La Reuter Bausch Art Gallery qui le représente, a eu l’idée de demander à l’artiste Julien Hübsch (Esch-sur-Alzette 1995), de choisir des artistes de la même génération émergente que lui pour l’exposition intitulée Forever after.
« Il y aura toujours un futur pour l’avant », ce titre est on ne peut plus juste, en ce qui concerne Julien Hübsch et ses matériaux résiduels prélevés à l’espace urbain et assemblés aussi bien en tableau, qu’en sculpture ou installation. D’où l’emprunt du titre du présent article de « peinture élargie », l’intitulé de sa classe pour sa dernière année d’études à la HGB de Leipzig.
Recyclage de traces de graffitis dans l’espace public, mais aussi de dégradations et de vandalisme, expressions de la révolte contemporaine contre le consumérisme, font de Julien Hübsch et de ses transformations plastiques, un synthétiseur de l’époque. D’où l’engouement pour ses créations, comme des restes archéologiques retrouvant une nouvelle vile par le geste de la création. On rappellera qu’il a séduit le CAL cette année en remportant le Prix Grand-Duc Adolphe, qu’il exposera en février à la galerie Dominique Lang de Dudelange, tout juste de retour d’une résidence de recherche à la Cité des Arts à Paris, avant de partir pour une autre résidence la Fondation Darling de Montréal.
On peut penser que c’est beaucoup, peut-être même prématuré par rapport à l’évolution de sa carrière, mais le choix par Julien Hübsch de Kolja Kärtner Sainz né en 1998 à Leipzig où il travaille et étudie encore à l’Akademie der Bildenden Künste et de Minh Phuong Nguyen, née en 1999 en Allemagne de parents émigrés vietnamiens, est un exemple des moyens d’expression des jeunes pousses (ici en l’occurrence, de l’école allemande). Certes, c’est un défi de décrypter un sens commun avec le travail de Hübsch : les expressions de Kolja Kärtner Sainz et de Minh Phuong Nguyen sont très éloignées de son approche, voire entre elles.
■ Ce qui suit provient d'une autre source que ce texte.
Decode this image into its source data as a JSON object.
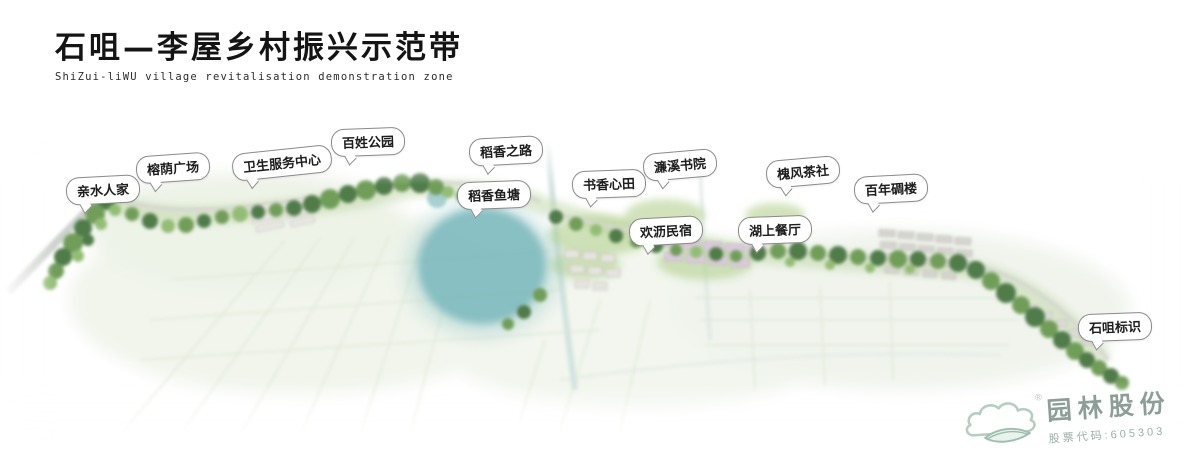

Il faut donc garder en tête que Forever after est le mot clé commun des trois modes de pensée. L’accrochage commence par deux productions récentes de Julien Hübsch, très simplifiées par rapport à l’assemblage des matériaux multiples antérieurs. (Untitled combination_1 et _2). Ce sont deux combinaisons de cinq et neuf bâches de palissades de chantiers provenant du site industriel du futur quartier d’habitation de la Metzerschmelz. Maillage grossier, plastique bleu vernis, noir ou blanc froissé. L’expression picturale de ce que l’on voit, existe par l’assemblage des matières et des tonalités juxtaposées, le montage sur cadre. On dirait une palette de couleurs prête à l’usage, alors que la matière fait l’œuvre avec ses disruptions, comme cette fine bande orange ou celle bleu canard.
Blech, une tôle pliée par la contrainte d’une barre en bois transversale, devient tableau par l’insertion dans un cadre. Hübsch n’a jamais montré cette œuvre parce qu’il n’avait pas encore trouvé de contexte propice. Blech date de 2020 et fonctionne parfaitement en diptyque, le dialogue est comme indissociable avec l’extension spatiale de Beak #1 de Kolja Kärtner Sainz : un carré noir qui se désagrège, des reflets argent et un fond jaune.
L’instant. Voilà le thème des peintures de Sainz. Le travail sur la distorsion de l’espace et du temps est parfaitement illustré par Fast Forward #2. Il n’y a pas d’étape antérieure au travail à l’huile et encre sur toile. Sainz revient à une recherche picturale directe du moment où l’espace géométrique est dissout par l’espace-temps. Le signe µ que l’on retrouve au bas de Soft Pocket ou traversant tout l’espace de untitelded (extended) en donne l’interprétation littérale.
On peut s’aider des titres pour tenter de comprendre l’ambiguïté entre deux cultures de Minh Phuong Nguyen : Pay to play, good game, one day we will be rich, ont la couleur verte d’un tapis de table de jeu et représentent des rituels traditionnels de la famille vietnamienne de Minh Phuong Nguyen. Brûler de l’argent pour s’enrichir est en soi déjà contradictoire. On en vient à ressentir un sentiment encore plus troublant devant le diptyque au chrysanthème, symbole de beauté et de bonheur, ici en train de se faner, everything and nothing at all… Minh Phuong Nguyen, doit-elle se détacher d’un passé en passant à un autre mode de représentation pour le futur ? L’indice est presque trop évident avec burning it. Une brûlure qui entoure, a-t-on cru deviner les contours de la République du Viêt Nam comme traversée d’une couronne d’épines sur fond couleur de chair. L’interprétation est en contradiction avec ce que sera le futur.